It takes precise timing of the launch sequence to put a rocket into space. The same is true for cell division, according to scientists at OMRF. Errors in timing could make some cancer cells more malignant.
“When cells divide, everything has to happen at the right time and in the right order, or you’ll have a catastrophe,” said OMRF researcher Gary Gorbsky, Ph.D. “In my lab, we’re trying to understand how a cell knows the right sequence and what can happen when that goes wrong.”
Gorbsky, who holds the W.H. and Betty Phelps Chair in Developmental Biology at OMRF, and foundation scientist Sushama Sivakumar, Ph.D., found a complex of proteins plays a big role in moving cell division forward.
“Cells don’t just divide recklessly,” said Gorbsky, who is chair of OMRF’s Cell Cycle and Cancer Biology Research Program. “They must pass a series of checkpoints, kind of like quality control, making sure everything is in the right place.”
After DNA in the cell’s nucleus is duplicated, the chromosomes are lined up and pulled apart, one copy to each cell. But when scientists suppressed the Ska3 complex in dividing cells in culture, the chromosomes being pulled would not release.

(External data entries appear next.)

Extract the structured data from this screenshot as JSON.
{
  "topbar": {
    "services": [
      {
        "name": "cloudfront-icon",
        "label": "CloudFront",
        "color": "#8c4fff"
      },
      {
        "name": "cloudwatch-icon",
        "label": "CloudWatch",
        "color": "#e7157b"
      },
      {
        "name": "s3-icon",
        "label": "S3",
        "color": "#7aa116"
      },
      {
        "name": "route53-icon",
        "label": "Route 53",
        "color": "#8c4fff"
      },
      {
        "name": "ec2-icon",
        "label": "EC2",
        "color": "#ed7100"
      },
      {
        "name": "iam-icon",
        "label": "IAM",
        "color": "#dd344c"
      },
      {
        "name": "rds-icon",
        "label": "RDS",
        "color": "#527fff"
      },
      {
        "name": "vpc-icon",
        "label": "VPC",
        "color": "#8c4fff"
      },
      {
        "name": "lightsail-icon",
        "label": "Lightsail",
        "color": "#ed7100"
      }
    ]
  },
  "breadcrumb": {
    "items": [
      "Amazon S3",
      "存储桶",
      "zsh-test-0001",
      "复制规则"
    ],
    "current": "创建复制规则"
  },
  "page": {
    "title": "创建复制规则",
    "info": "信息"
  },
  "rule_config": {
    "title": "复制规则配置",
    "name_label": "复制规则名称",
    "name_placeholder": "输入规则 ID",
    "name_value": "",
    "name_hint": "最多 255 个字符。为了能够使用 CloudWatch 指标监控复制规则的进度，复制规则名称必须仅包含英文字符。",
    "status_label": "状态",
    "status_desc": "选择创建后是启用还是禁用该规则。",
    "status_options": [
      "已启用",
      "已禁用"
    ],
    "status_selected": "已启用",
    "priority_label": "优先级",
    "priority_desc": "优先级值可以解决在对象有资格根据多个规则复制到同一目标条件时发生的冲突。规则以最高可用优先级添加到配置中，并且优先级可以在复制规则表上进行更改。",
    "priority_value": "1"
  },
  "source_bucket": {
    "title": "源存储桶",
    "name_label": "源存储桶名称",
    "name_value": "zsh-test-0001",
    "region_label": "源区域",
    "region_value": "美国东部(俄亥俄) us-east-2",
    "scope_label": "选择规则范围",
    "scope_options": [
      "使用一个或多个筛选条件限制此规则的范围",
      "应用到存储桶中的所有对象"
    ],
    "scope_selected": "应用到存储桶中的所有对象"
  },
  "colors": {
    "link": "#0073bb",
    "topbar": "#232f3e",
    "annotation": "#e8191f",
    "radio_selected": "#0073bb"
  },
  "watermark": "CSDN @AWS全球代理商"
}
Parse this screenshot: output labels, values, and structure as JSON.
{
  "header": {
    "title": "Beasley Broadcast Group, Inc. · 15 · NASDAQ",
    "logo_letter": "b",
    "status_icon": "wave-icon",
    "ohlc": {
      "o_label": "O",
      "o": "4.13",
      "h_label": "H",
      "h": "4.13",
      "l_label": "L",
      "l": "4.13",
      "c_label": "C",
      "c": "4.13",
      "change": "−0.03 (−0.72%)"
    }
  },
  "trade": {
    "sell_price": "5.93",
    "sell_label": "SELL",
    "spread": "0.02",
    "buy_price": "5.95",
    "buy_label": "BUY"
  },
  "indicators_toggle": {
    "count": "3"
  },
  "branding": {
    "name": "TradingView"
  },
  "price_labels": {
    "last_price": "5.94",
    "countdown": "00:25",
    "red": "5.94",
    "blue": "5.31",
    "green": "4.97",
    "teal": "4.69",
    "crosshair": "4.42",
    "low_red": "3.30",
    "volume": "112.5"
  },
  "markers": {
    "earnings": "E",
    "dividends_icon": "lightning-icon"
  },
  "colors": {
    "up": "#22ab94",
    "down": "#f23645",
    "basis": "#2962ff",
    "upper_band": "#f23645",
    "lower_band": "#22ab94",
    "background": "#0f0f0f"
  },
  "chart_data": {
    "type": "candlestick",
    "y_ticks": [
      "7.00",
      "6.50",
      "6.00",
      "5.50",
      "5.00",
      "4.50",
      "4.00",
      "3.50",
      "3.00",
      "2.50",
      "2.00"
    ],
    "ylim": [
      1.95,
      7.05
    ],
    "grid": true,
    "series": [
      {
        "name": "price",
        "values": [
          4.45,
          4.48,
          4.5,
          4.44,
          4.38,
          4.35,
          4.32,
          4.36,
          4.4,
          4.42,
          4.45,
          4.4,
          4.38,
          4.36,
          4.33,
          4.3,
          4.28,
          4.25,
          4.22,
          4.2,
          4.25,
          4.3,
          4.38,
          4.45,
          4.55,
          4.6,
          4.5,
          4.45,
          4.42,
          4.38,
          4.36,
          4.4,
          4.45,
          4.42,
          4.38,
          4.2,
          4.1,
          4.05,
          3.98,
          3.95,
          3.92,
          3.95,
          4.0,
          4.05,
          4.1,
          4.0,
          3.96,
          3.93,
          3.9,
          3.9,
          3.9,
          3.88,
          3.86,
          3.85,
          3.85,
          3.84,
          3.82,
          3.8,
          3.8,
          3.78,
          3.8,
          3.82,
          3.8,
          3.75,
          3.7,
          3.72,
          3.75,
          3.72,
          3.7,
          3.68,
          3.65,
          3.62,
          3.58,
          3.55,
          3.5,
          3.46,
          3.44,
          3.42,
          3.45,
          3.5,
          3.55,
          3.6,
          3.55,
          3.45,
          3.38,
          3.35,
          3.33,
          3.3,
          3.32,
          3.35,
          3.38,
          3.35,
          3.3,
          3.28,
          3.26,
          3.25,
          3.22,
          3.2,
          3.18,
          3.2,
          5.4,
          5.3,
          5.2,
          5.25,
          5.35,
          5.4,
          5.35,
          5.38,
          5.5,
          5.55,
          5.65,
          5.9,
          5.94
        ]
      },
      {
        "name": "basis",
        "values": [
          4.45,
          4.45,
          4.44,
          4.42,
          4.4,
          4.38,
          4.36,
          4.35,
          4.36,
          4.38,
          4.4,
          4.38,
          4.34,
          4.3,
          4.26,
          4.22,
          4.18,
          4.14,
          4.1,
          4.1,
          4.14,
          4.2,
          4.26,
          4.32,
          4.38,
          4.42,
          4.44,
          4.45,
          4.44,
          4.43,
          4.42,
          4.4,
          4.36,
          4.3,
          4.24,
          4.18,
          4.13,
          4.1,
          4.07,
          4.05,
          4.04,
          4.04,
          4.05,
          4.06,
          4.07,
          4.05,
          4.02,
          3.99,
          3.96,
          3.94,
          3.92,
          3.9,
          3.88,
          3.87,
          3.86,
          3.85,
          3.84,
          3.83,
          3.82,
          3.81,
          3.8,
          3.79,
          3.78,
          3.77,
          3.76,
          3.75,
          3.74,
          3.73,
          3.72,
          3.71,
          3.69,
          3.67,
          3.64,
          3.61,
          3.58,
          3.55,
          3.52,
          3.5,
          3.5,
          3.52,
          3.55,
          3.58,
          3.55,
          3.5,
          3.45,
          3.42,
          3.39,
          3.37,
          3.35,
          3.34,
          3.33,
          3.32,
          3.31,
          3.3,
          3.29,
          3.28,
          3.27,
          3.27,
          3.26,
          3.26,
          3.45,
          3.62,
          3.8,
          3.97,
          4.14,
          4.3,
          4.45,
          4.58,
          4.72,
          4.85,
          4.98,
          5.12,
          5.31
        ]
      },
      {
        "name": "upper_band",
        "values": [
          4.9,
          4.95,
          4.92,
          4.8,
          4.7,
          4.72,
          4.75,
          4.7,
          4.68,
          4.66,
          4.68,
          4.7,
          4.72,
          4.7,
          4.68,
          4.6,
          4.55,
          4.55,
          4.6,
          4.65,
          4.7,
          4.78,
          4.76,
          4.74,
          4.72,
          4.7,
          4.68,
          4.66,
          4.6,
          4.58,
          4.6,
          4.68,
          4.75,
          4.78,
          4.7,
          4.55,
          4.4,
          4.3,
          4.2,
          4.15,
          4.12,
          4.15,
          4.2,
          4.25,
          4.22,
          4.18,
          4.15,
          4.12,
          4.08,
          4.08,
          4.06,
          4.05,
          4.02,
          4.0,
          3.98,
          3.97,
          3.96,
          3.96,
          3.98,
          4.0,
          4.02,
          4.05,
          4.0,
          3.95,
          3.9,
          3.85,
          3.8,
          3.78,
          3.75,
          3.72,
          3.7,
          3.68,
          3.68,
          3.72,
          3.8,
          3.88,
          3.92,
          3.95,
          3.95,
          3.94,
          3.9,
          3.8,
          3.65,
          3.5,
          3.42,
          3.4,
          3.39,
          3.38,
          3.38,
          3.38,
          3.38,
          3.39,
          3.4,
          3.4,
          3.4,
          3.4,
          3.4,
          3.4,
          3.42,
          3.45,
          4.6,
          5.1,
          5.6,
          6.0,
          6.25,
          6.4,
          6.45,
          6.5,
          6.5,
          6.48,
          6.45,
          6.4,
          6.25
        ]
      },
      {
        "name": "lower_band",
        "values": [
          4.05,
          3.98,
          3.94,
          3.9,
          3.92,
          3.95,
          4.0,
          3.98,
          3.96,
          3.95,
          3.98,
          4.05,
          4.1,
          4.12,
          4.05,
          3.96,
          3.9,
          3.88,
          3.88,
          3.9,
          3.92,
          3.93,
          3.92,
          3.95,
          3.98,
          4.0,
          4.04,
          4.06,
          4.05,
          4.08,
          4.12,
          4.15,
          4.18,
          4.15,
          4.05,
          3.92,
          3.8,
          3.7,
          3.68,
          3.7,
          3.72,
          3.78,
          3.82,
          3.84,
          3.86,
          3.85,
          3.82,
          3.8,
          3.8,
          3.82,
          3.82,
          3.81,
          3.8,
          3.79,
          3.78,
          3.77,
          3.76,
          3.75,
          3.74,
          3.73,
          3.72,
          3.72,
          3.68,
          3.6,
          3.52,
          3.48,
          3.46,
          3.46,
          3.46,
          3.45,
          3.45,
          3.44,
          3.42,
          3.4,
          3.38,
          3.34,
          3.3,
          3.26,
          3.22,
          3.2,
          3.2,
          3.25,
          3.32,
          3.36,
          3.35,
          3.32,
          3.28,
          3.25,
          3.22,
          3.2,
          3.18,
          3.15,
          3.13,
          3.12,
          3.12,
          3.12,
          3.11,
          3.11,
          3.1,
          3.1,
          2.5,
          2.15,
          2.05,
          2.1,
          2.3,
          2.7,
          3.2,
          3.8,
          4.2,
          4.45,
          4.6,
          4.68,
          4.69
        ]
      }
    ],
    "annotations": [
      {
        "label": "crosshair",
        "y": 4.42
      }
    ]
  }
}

“Ska3 helps ignite the next stage, so without it, the chromosomes were kept in a state of tension until it became too much and they were ripped apart,” Gorbsky said. “If cells divide with damaged chromosomes, they might just die, or there could be more serious consequences.”
Cancer cells that are initially in a benign state can gain or lose chromosomes or parts of chromosomes and then become malignant and dangerous, he said. Defects in cell division can drive cancers to become more deadly.
Other OMRF scientists who contributed to the research are Susannah Rankin, Ph.D., Aaron Tipton, Ph.D., and John Daum.
The research was funded by grant No. GM50412 from the National Institute of General Medical Sciences and by the McCasland Foundation.